The Tauber Institute is devoted to the study of modern European Jewish history, thought, culture and society. It has a special interest in studying the Holocaust and its aftermath within the context of modern European intellectual, political and social history.
The institute is organized on a multidisciplinary basis with the participation of scholars in Jewish studies, history, philosophy, political science, sociology, literature and other disciplines. The institute was founded in 1980 as a result of a major benefaction by Dr. Laszlo N. Tauber and is named in honor of his parents.
Classes with Faculty Associates
The Tauber Institute is pleased to announce the Spring 2023 classes taught by our esteemed faculty associates:
ChaeRan Freeze
Carnal Israel: Exploring Jewish Sexuality from Talmudic Times to the Present (NEJS 166A)

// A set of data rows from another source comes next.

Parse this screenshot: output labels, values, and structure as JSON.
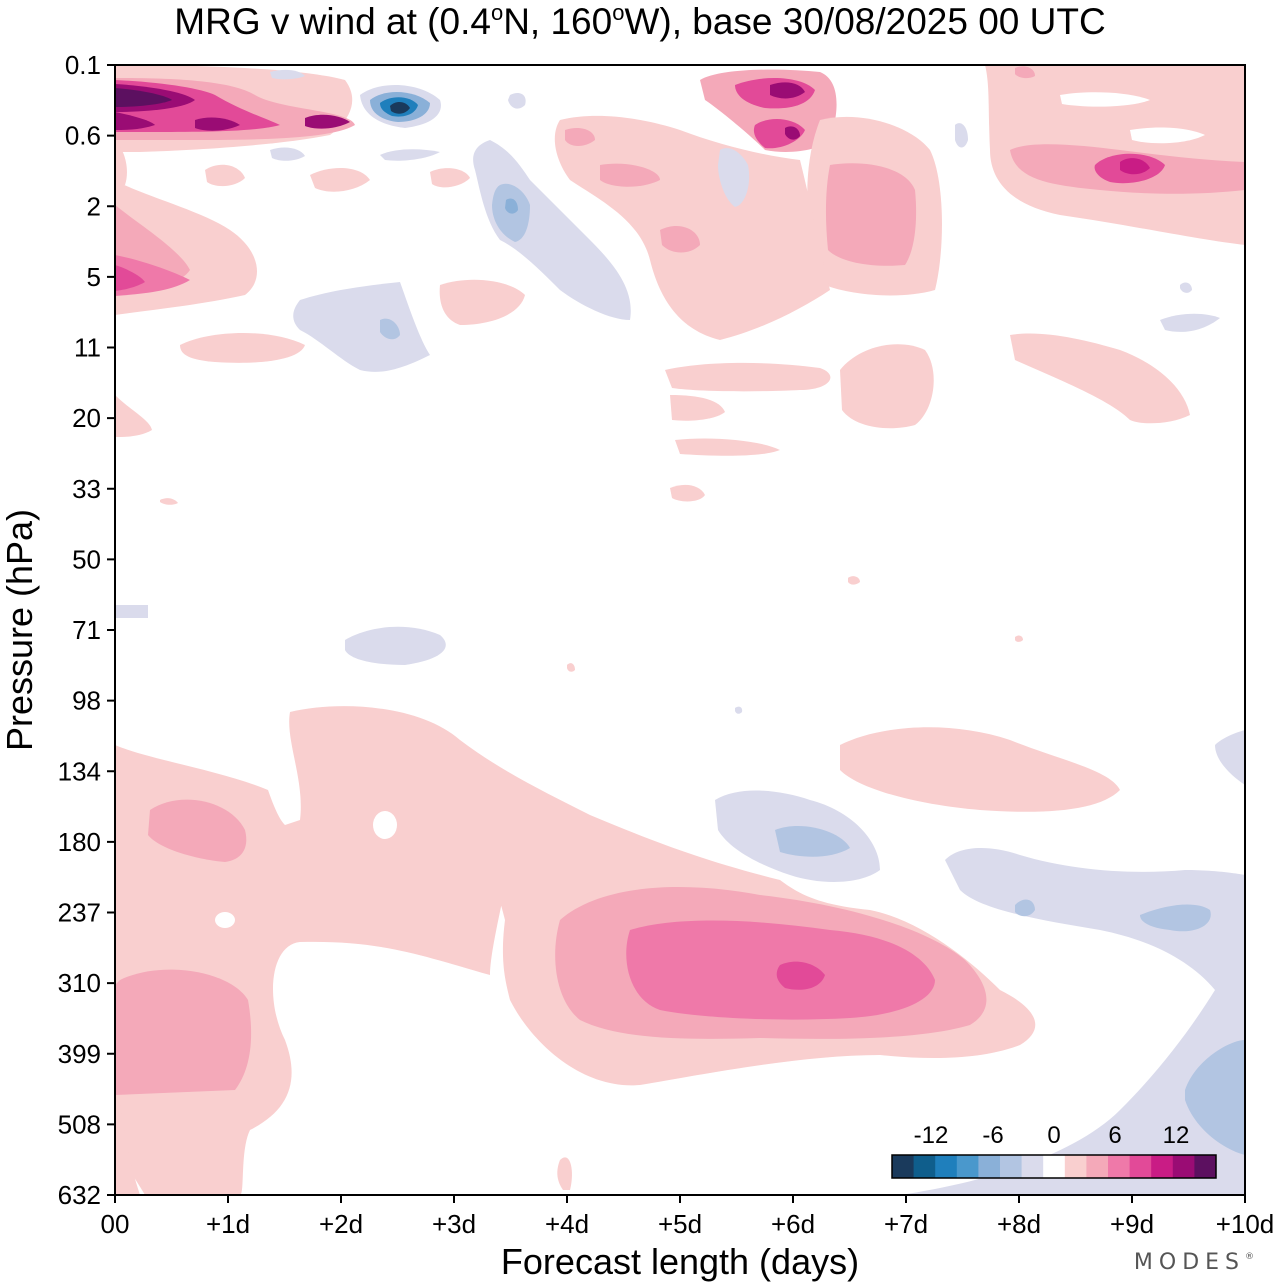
{
  "title": {
    "prefix": "MRG v wind at (0.4",
    "deg1": "o",
    "mid": "N, 160",
    "deg2": "o",
    "suffix": "W),  base 30/08/2025  00 UTC"
  },
  "brand": {
    "name": "MODES",
    "mark": "®"
  },
  "chart_data": {
    "type": "heatmap",
    "subtype": "filled-contour",
    "title": "MRG v wind at (0.4°N, 160°W),  base 30/08/2025  00 UTC",
    "xlabel": "Forecast length (days)",
    "ylabel": "Pressure (hPa)",
    "x_ticks": [
      "00",
      "+1d",
      "+2d",
      "+3d",
      "+4d",
      "+5d",
      "+6d",
      "+7d",
      "+8d",
      "+9d",
      "+10d"
    ],
    "xlim": [
      0,
      10
    ],
    "y_ticks": [
      "0.1",
      "0.6",
      "2",
      "5",
      "11",
      "20",
      "33",
      "50",
      "71",
      "98",
      "134",
      "180",
      "237",
      "310",
      "399",
      "508",
      "632"
    ],
    "y_scale": "log",
    "ylim": [
      632,
      0.1
    ],
    "colorbar": {
      "labels": [
        "-12",
        "-6",
        "0",
        "6",
        "12"
      ],
      "levels": [
        -16,
        -14,
        -12,
        -10,
        -8,
        -6,
        -4,
        -2,
        2,
        4,
        6,
        8,
        10,
        12,
        14,
        16
      ],
      "colors": [
        "#1a3a5c",
        "#0f5e8c",
        "#1f7fbc",
        "#4a98cc",
        "#8ab0d8",
        "#b2c5e2",
        "#dadbec",
        "#ffffff",
        "#f9cfcf",
        "#f4a9b9",
        "#ef79a9",
        "#e24a98",
        "#c91c85",
        "#9a0c74",
        "#5c1060"
      ]
    },
    "features": [
      {
        "x": 1.8,
        "p": 250,
        "v": 3,
        "note": "broad positive region days 0-4 lower troposphere"
      },
      {
        "x": 6.0,
        "p": 300,
        "v": 11,
        "note": "positive maximum near +6d ~300 hPa"
      },
      {
        "x": 6.0,
        "p": 180,
        "v": -4,
        "note": "negative near +6d ~180 hPa"
      },
      {
        "x": 9.8,
        "p": 450,
        "v": -5,
        "note": "negative region days 8-10 lower levels"
      },
      {
        "x": 0.3,
        "p": 0.3,
        "v": 15,
        "note": "strong positive upper-level near 00-1d"
      },
      {
        "x": 2.5,
        "p": 0.3,
        "v": -15,
        "note": "strong negative near +2.5d 0.3 hPa"
      },
      {
        "x": 6.0,
        "p": 0.2,
        "v": 13,
        "note": "positive near +6d top levels"
      },
      {
        "x": 9.0,
        "p": 1.0,
        "v": 12,
        "note": "positive near +9d ~1 hPa"
      }
    ]
  }
}
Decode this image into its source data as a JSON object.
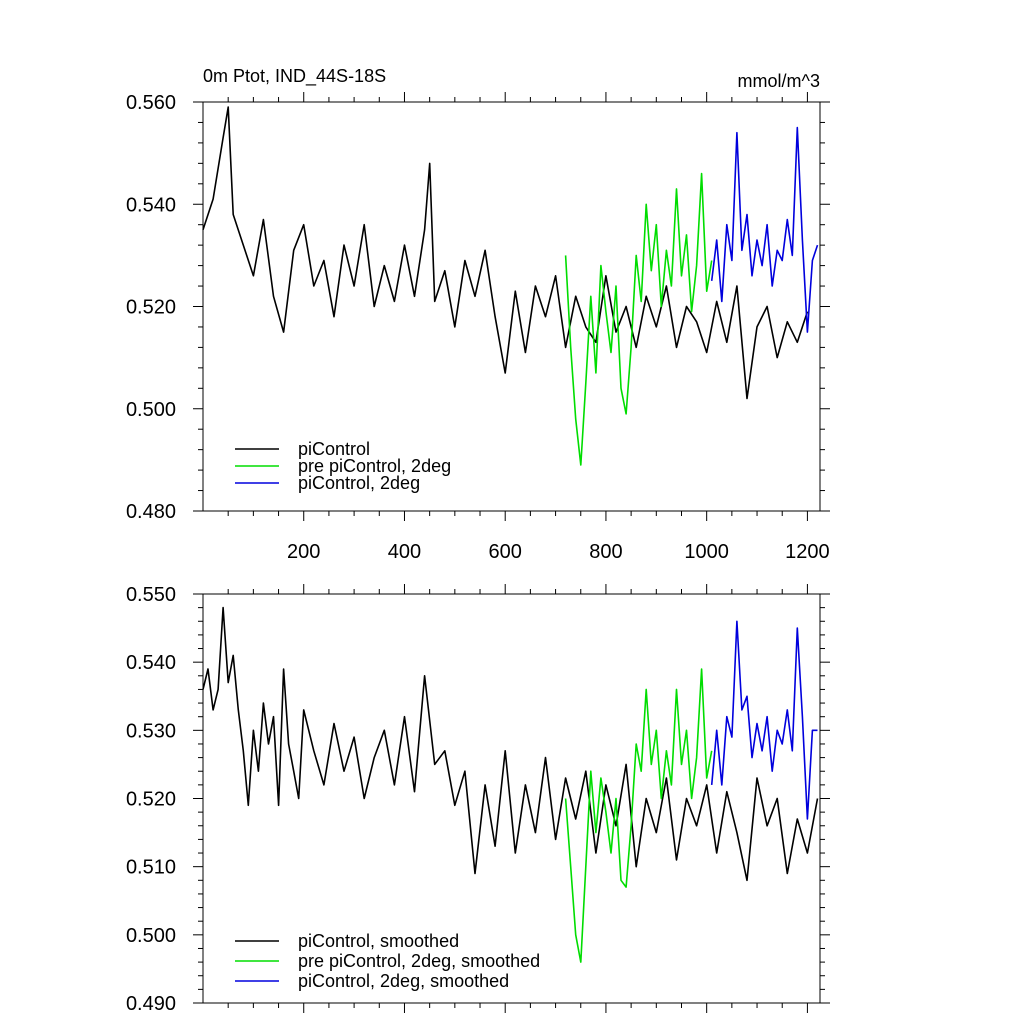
{
  "chart_data": [
    {
      "type": "line",
      "title": "0m Ptot, IND_44S-18S",
      "subtitle_right": "mmol/m^3",
      "xlim": [
        0,
        1225
      ],
      "ylim": [
        0.48,
        0.56
      ],
      "xticks": [
        200,
        400,
        600,
        800,
        1000,
        1200
      ],
      "xtick_labels": [
        "200",
        "400",
        "600",
        "800",
        "1000",
        "1200"
      ],
      "yticks": [
        0.48,
        0.5,
        0.52,
        0.54,
        0.56
      ],
      "ytick_labels": [
        "0.480",
        "0.500",
        "0.520",
        "0.540",
        "0.560"
      ],
      "legend_position": "bottom-left",
      "legend": [
        "piControl",
        "pre piControl, 2deg",
        "piControl, 2deg"
      ],
      "series": [
        {
          "name": "piControl",
          "color": "#000000",
          "x": [
            0,
            20,
            40,
            50,
            60,
            80,
            100,
            120,
            140,
            160,
            180,
            200,
            220,
            240,
            260,
            280,
            300,
            320,
            340,
            360,
            380,
            400,
            420,
            440,
            450,
            460,
            480,
            500,
            520,
            540,
            560,
            580,
            600,
            620,
            640,
            660,
            680,
            700,
            720,
            740,
            760,
            780,
            800,
            820,
            840,
            860,
            880,
            900,
            920,
            940,
            960,
            980,
            1000,
            1020,
            1040,
            1060,
            1080,
            1100,
            1120,
            1140,
            1160,
            1180,
            1200
          ],
          "y": [
            0.535,
            0.541,
            0.553,
            0.559,
            0.538,
            0.532,
            0.526,
            0.537,
            0.522,
            0.515,
            0.531,
            0.536,
            0.524,
            0.529,
            0.518,
            0.532,
            0.524,
            0.536,
            0.52,
            0.528,
            0.521,
            0.532,
            0.522,
            0.535,
            0.548,
            0.521,
            0.527,
            0.516,
            0.529,
            0.522,
            0.531,
            0.518,
            0.507,
            0.523,
            0.511,
            0.524,
            0.518,
            0.526,
            0.512,
            0.522,
            0.516,
            0.513,
            0.526,
            0.515,
            0.52,
            0.512,
            0.522,
            0.516,
            0.524,
            0.512,
            0.52,
            0.517,
            0.511,
            0.521,
            0.513,
            0.524,
            0.502,
            0.516,
            0.52,
            0.51,
            0.517,
            0.513,
            0.519
          ]
        },
        {
          "name": "pre piControl, 2deg",
          "color": "#00dd00",
          "x": [
            720,
            730,
            740,
            750,
            760,
            770,
            780,
            790,
            800,
            810,
            820,
            830,
            840,
            850,
            860,
            870,
            880,
            890,
            900,
            910,
            920,
            930,
            940,
            950,
            960,
            970,
            980,
            990,
            1000,
            1010
          ],
          "y": [
            0.53,
            0.512,
            0.498,
            0.489,
            0.505,
            0.522,
            0.507,
            0.528,
            0.519,
            0.511,
            0.524,
            0.504,
            0.499,
            0.512,
            0.53,
            0.521,
            0.54,
            0.527,
            0.536,
            0.52,
            0.531,
            0.524,
            0.543,
            0.526,
            0.534,
            0.519,
            0.528,
            0.546,
            0.523,
            0.529
          ]
        },
        {
          "name": "piControl, 2deg",
          "color": "#0000dd",
          "x": [
            1010,
            1020,
            1030,
            1040,
            1050,
            1060,
            1070,
            1080,
            1090,
            1100,
            1110,
            1120,
            1130,
            1140,
            1150,
            1160,
            1170,
            1180,
            1190,
            1200,
            1210,
            1220
          ],
          "y": [
            0.525,
            0.533,
            0.521,
            0.536,
            0.529,
            0.554,
            0.531,
            0.538,
            0.526,
            0.533,
            0.528,
            0.536,
            0.524,
            0.531,
            0.529,
            0.537,
            0.53,
            0.555,
            0.533,
            0.515,
            0.529,
            0.532
          ]
        }
      ]
    },
    {
      "type": "line",
      "xlim": [
        0,
        1225
      ],
      "ylim": [
        0.49,
        0.55
      ],
      "xticks": [
        200,
        400,
        600,
        800,
        1000,
        1200
      ],
      "yticks": [
        0.49,
        0.5,
        0.51,
        0.52,
        0.53,
        0.54,
        0.55
      ],
      "ytick_labels": [
        "0.490",
        "0.500",
        "0.510",
        "0.520",
        "0.530",
        "0.540",
        "0.550"
      ],
      "legend_position": "bottom-left",
      "legend": [
        "piControl, smoothed",
        "pre piControl, 2deg, smoothed",
        "piControl, 2deg, smoothed"
      ],
      "series": [
        {
          "name": "piControl, smoothed",
          "color": "#000000",
          "x": [
            0,
            10,
            20,
            30,
            40,
            50,
            60,
            70,
            80,
            90,
            100,
            110,
            120,
            130,
            140,
            150,
            160,
            170,
            180,
            190,
            200,
            220,
            240,
            260,
            280,
            300,
            320,
            340,
            360,
            380,
            400,
            420,
            440,
            460,
            480,
            500,
            520,
            540,
            560,
            580,
            600,
            620,
            640,
            660,
            680,
            700,
            720,
            740,
            760,
            780,
            800,
            820,
            840,
            860,
            880,
            900,
            920,
            940,
            960,
            980,
            1000,
            1020,
            1040,
            1060,
            1080,
            1100,
            1120,
            1140,
            1160,
            1180,
            1200,
            1220
          ],
          "y": [
            0.536,
            0.539,
            0.533,
            0.536,
            0.548,
            0.537,
            0.541,
            0.533,
            0.527,
            0.519,
            0.53,
            0.524,
            0.534,
            0.528,
            0.532,
            0.519,
            0.539,
            0.528,
            0.524,
            0.52,
            0.533,
            0.527,
            0.522,
            0.531,
            0.524,
            0.529,
            0.52,
            0.526,
            0.53,
            0.522,
            0.532,
            0.521,
            0.538,
            0.525,
            0.527,
            0.519,
            0.524,
            0.509,
            0.522,
            0.513,
            0.527,
            0.512,
            0.522,
            0.515,
            0.526,
            0.514,
            0.523,
            0.517,
            0.524,
            0.512,
            0.522,
            0.516,
            0.525,
            0.51,
            0.52,
            0.515,
            0.523,
            0.511,
            0.52,
            0.516,
            0.522,
            0.512,
            0.521,
            0.515,
            0.508,
            0.523,
            0.516,
            0.52,
            0.509,
            0.517,
            0.512,
            0.52
          ]
        },
        {
          "name": "pre piControl, 2deg, smoothed",
          "color": "#00dd00",
          "x": [
            720,
            730,
            740,
            750,
            760,
            770,
            780,
            790,
            800,
            810,
            820,
            830,
            840,
            850,
            860,
            870,
            880,
            890,
            900,
            910,
            920,
            930,
            940,
            950,
            960,
            970,
            980,
            990,
            1000,
            1010
          ],
          "y": [
            0.52,
            0.51,
            0.5,
            0.496,
            0.51,
            0.524,
            0.515,
            0.523,
            0.518,
            0.512,
            0.52,
            0.508,
            0.507,
            0.516,
            0.528,
            0.524,
            0.536,
            0.525,
            0.53,
            0.52,
            0.527,
            0.522,
            0.536,
            0.525,
            0.53,
            0.52,
            0.526,
            0.539,
            0.523,
            0.527
          ]
        },
        {
          "name": "piControl, 2deg, smoothed",
          "color": "#0000dd",
          "x": [
            1010,
            1020,
            1030,
            1040,
            1050,
            1060,
            1070,
            1080,
            1090,
            1100,
            1110,
            1120,
            1130,
            1140,
            1150,
            1160,
            1170,
            1180,
            1190,
            1200,
            1210,
            1220
          ],
          "y": [
            0.522,
            0.53,
            0.522,
            0.532,
            0.529,
            0.546,
            0.533,
            0.535,
            0.526,
            0.531,
            0.527,
            0.532,
            0.524,
            0.53,
            0.528,
            0.533,
            0.527,
            0.545,
            0.532,
            0.517,
            0.53,
            0.53
          ]
        }
      ]
    }
  ]
}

Explores the construction of Jewish sexuality from Talmudic times to the present. Themes include rabbinic views of sex, niddah, illicit relations, masculinity, medieval erotic poetry, Ashkenazi and Sephardic sexual practices, and sexual symbolism in mystic literature; the discourse on sex, race, and nationalism in Europe; debates about masculinity, sexual orientation, and stereotypes in America and Israel.
Laura Jockusch
The Holocaust: The Destruction of European Jewry (NEJS 37A)
Why and how did European Jews become victims of genocide? A systematic examination of the planning and implementation of Nazi Germany's "Final Solution to the Jewish Question" and the Jewish and general responses to it.
Research and Archival Methods in Modern Jewish History (NEJS 232A)
A critical examination of research methodologies in the study of modern and American Jewish history, with special attention to primary sources and new historical approaches.
Eugene Sheppard
Spinoza Now (NEJS 157A)
This seminar has a double aim. First, students will be introduced to Spinoza’s Ethics and the philosophical method he employed in facing fundamental challenges of religion, science, and politics. Second, students will be following Spinoza’s work alongside a set of 20th-21st century re-interpretations and responses that emerged first in France by Marxists and constituting the “New Spinoza,” one which prompted a re-evaluation of the fundamental problems raised when seeing aspirations for liberation and more adequate knowledge of God or nature have morphed into the emergence of deeper forms of human subjugation and the pernicious rule of will of the few in the name of the multitude.